Last month, Senate Majority Leader Dean Florez, an outspoken leader on food safety and animal rights, hosted a special screening of the documentary, FOOD, INC. for a roomful of legislators in Sacramento. Thanks to a friend who works at the capitol, I was able to sneak in. It'd been a very long time since I've been surrounded by that many people wearing suits, and discussing public policy is not one of my favorite ways to make small talk (SBX2 3 or SB 135, anyone?). But seeing this important film with a roomful of legislators who were excited about sustainable food and who could actually institute change was one of the most powerful experiences I've had in a movie theatre.
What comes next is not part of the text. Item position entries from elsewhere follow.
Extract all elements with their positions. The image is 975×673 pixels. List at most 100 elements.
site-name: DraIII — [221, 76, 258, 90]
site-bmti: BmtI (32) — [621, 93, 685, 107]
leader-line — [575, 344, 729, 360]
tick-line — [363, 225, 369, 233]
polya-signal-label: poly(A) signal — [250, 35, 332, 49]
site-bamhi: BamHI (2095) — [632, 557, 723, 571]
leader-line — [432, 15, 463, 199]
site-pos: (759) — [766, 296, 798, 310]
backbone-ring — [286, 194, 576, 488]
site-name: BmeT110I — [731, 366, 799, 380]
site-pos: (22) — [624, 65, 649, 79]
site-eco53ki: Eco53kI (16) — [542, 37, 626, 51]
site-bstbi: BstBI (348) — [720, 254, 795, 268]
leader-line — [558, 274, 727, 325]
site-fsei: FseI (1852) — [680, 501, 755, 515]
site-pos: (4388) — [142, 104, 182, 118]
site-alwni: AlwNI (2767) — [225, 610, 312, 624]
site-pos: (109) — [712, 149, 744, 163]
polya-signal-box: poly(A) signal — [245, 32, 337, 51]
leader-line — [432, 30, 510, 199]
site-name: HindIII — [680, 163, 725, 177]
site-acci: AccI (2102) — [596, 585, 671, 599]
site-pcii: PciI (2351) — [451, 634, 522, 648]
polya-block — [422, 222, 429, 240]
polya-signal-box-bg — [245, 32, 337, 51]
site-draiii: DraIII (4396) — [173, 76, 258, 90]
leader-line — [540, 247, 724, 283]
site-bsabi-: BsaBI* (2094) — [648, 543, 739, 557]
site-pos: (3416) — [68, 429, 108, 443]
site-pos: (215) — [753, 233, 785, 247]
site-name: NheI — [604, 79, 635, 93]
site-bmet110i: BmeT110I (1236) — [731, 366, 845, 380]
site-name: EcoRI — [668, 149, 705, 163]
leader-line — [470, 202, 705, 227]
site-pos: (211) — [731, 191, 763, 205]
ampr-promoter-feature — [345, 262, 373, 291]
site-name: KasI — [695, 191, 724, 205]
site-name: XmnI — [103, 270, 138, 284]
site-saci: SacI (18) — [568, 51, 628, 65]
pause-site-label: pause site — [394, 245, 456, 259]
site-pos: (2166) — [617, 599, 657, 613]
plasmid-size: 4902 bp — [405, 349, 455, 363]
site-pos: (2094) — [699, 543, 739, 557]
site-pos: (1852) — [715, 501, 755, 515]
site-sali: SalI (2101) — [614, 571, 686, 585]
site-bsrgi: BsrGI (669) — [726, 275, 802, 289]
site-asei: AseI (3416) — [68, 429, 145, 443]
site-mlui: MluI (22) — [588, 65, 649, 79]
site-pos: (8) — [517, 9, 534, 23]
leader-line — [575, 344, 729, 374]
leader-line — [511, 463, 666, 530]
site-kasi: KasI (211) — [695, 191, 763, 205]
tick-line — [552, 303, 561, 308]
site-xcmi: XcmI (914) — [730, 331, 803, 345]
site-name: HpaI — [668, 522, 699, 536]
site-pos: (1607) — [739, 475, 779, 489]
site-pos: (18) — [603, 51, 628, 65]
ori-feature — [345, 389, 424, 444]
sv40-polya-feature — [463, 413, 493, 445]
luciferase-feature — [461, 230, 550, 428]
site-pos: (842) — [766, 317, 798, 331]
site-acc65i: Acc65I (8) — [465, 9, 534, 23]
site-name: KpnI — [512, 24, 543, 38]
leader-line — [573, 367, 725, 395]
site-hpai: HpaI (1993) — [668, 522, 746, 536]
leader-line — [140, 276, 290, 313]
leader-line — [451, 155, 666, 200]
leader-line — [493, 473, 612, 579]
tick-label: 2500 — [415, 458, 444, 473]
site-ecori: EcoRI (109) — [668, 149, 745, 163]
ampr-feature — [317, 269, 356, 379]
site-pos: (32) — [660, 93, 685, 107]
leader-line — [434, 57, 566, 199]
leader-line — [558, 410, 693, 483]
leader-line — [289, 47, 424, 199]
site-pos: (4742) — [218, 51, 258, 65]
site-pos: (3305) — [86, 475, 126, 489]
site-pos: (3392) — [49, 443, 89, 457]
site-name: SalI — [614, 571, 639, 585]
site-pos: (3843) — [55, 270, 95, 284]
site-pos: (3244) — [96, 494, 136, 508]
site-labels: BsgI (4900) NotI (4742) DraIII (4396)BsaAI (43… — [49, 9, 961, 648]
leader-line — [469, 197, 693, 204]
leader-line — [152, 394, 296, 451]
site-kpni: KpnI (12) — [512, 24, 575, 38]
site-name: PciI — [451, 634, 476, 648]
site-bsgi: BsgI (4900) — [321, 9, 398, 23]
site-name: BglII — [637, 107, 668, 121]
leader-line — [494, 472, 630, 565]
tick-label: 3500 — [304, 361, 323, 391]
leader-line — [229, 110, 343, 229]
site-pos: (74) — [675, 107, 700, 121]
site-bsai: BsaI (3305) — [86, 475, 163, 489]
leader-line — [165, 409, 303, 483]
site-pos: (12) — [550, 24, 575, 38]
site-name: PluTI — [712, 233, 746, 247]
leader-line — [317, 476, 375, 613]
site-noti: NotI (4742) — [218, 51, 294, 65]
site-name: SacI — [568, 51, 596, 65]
You will soon be hearing a lot about FOOD, INC., a documentary directed by Robert Kenner, winner of both a Peabody and an Emmy for his previous film, Two Days in October. Opening in San Francisco on June 12, this latest release by Magnolia Pictures tackles the unenviable job of educating consumers about the agricultural industry. It's being called the Inconvenient Truth of the food world, and the quality of its production certainly compares well. Super-saturated colors, animation, engaging graphics, a sprinkling of humor to lighten its distillation of immense amounts of information, and a line-up of articulate, passionate speakers all meld into a highly viewable documentary.
Eric Schlosser, co-producer, and Michael Pollan, both ground the film with their journalistic approach. The soundtrack, with its ominous rumbling beneath mass production and the folksy guitar accompanying underdogs, manages to reveal the film's underlying stance, but FOOD, INC. strives admirably to present multiple views. Of course, that's a challenge when corporations refuse to take part in the conversation. (Monsanto, Tyson and many others declined to appear in the film.) The film offers a surprisingly evenhanded treatment of Walmart executives accompanied by Gary Hirshberg, CEO of Stonyfield Farm. Even more, rock stars of the sustainable food world, such as self-proclaimed grass farmer, Joel Salatin, inadvertently reveal the gray areas of their own much praised business models. After all, how sustainable are loyal customers who drive 400 miles to buy happy, healthy meat?